Mary's Igloo (Qawiaraq in Iñupiaq) is an abandoned village located in the Nome Census Area of the Unorganized Borough in the U.S. state of Alaska, now used as a fish camp. Many former residents and their descendants currently live in nearby Teller or the next largest community, Nome.

The Inupiat village of Kauwerak was located about 15 miles (24 km) downriver from Mary's Igloo. By 1900, Kauwerak was abandoned and most of its residents moved to Teller or Nome because of schools and employment opportunities. A few settled at the site of Mary's Igloo, which they called Aukvaunlook, meaning "black whale."

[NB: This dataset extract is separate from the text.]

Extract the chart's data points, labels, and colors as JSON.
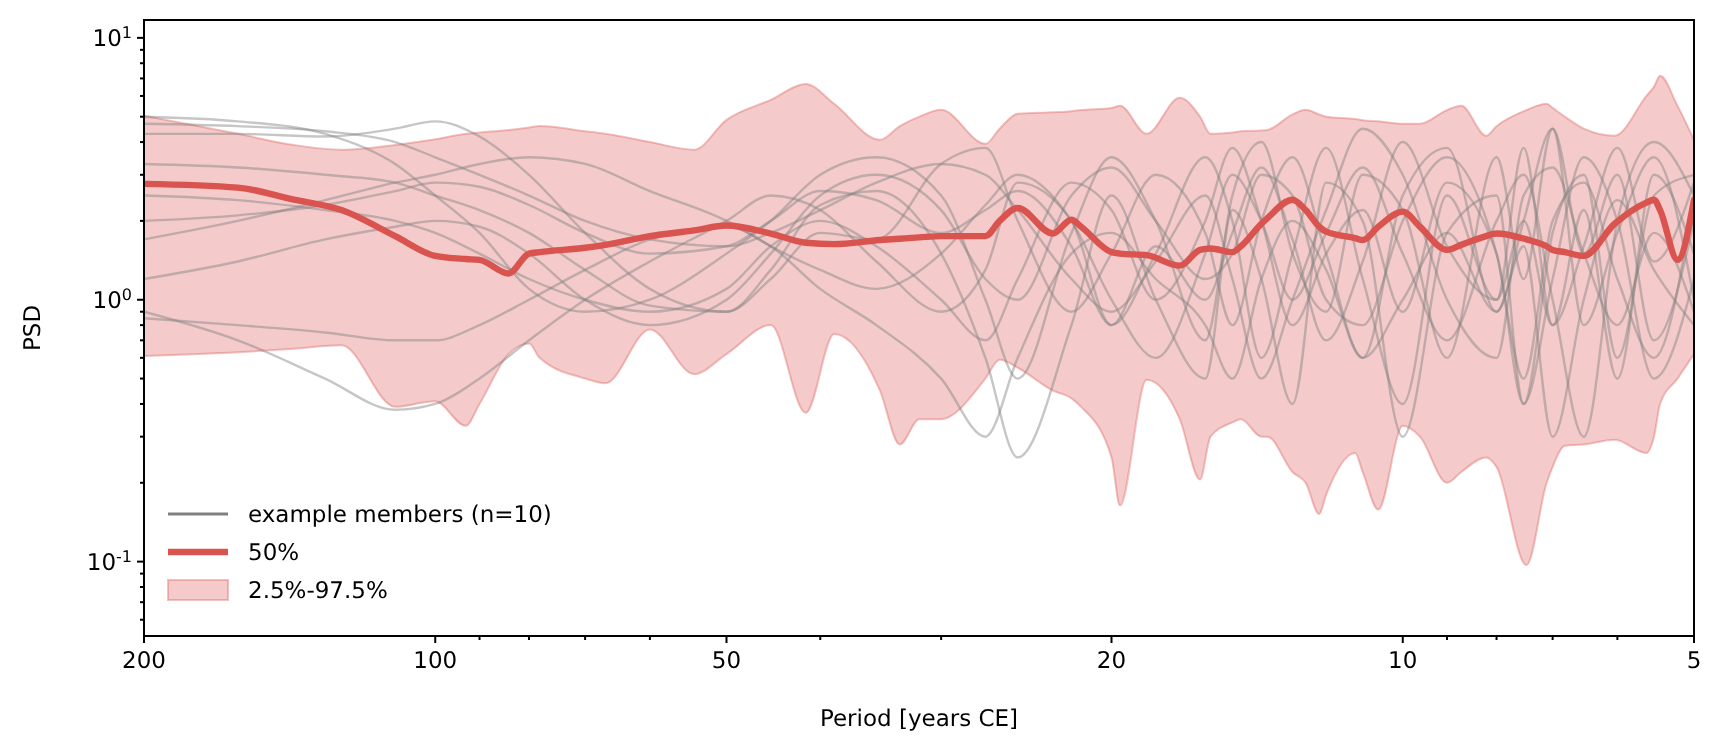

During the gold prospecting period of the early 1900s, non-Natives named the village "Mary's Igloo," after an Inupiat woman named Mary, who welcomed miners, trappers and others into her home for coffee. During that period, Mary's Igloo was a transfer point for supplies for the gold fields upriver on the Kuzitrin and Kougarok rivers. The supplies were offloaded from ocean boats onto barges, which were towed to their destinations. A post office and store were opened at Mary's Igloo in 1901. By 1910, Mary's Igloo was a large community of Inupiat and Anglo-Americans, who were miners, innkeepers, missionaries and support crews for the barges. It had schools, a post office and other services.

The flu epidemic of 1918 and 1919 and a tuberculosis epidemic, two years later, decimated the community's population. Catholic and Lutheran orphanages opened in the area to care for children left without parents.

The schools closed in 1948 and 1950 for lack of students and the post office and store also closed in 1952. Most of the residents moved to Nome or Teller.